- Born: 9 March 1896 Walkerton, Ontario
- Died: 25 April 1918 (aged 22) Arras, France
- Allegiance: United Kingdom
- Branch: Royal Naval Air Service, Royal Air Force
- Service years: 1917-1918
- Rank: Captain
- Unit: No. 1 Squadron RNAS/No. 201 Squadron RAF
- Awards: Distinguished Service Cross (DSC) & Bar

= Stanley Wallace Rosevear =

Canadian World War I flying ace

Stanley Wallace Rosevear DSC & Bar (9 March 1896 – 25 April 1918) was a Canadian First World War flying ace, officially credited with 25 victories.

==Text of citations==

===Distinguished Service Cross===
"Flt. Sub-Lieut. Stanley Wallace Rosevear, R.N.A.S.
For conspicuous gallantry and devotion to duty. He has destroyed several hostile machines, and has also attacked and scattered parties of enemy infantry from low altitudes, on one occasion from a height of only 100 feet."

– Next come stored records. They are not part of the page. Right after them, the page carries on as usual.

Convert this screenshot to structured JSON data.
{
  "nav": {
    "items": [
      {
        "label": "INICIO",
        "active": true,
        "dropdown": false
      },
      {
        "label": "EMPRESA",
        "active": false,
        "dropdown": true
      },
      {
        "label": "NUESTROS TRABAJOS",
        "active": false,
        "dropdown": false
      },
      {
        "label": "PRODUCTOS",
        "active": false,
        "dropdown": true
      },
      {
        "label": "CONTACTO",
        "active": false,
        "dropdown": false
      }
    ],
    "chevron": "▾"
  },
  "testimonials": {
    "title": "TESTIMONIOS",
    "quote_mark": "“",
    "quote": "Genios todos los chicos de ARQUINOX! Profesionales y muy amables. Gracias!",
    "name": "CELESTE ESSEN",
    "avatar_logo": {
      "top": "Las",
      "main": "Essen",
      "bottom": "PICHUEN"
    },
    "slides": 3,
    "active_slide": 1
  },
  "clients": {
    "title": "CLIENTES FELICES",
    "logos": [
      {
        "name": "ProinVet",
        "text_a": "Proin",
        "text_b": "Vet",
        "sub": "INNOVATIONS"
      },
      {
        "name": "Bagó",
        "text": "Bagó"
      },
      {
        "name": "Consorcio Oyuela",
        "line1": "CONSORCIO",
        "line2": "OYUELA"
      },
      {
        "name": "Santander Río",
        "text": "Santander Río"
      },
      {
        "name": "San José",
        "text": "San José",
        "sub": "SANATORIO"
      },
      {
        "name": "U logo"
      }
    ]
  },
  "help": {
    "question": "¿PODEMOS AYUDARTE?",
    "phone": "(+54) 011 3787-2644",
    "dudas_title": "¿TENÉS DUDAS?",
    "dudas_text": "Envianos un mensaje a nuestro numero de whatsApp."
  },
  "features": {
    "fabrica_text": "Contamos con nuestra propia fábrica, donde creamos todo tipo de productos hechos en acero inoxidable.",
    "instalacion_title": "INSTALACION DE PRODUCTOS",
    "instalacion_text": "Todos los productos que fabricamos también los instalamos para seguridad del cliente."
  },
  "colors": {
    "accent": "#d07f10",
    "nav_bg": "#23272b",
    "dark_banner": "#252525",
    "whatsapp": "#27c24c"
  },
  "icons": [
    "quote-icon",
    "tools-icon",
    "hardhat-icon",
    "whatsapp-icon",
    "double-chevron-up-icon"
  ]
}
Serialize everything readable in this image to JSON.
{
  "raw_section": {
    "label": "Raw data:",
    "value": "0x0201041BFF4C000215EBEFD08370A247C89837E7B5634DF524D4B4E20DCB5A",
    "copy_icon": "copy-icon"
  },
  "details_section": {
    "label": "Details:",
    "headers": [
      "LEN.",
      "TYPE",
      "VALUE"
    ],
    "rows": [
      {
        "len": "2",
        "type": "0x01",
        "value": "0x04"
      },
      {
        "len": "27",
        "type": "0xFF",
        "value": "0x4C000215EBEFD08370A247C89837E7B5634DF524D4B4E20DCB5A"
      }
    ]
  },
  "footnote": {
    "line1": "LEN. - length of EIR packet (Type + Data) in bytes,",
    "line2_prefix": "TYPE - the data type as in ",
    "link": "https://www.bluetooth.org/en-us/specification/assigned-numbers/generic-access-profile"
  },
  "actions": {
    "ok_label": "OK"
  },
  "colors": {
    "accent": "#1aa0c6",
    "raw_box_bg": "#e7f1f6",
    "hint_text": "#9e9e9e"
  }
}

===Distinguished Service Cross - Bar===
"Flt. Lieut. Stanley Wallace Rosevear, D.S.C., R.N.A.S.
For the skill and gallantry displayed by him on the 15th March, 1918, when he attacked a formation of eight enemy aircraft, destroying two of the enemy machines. This officer has destroyed numerous enemy machines and is a very skilful and dashing fighting pilot."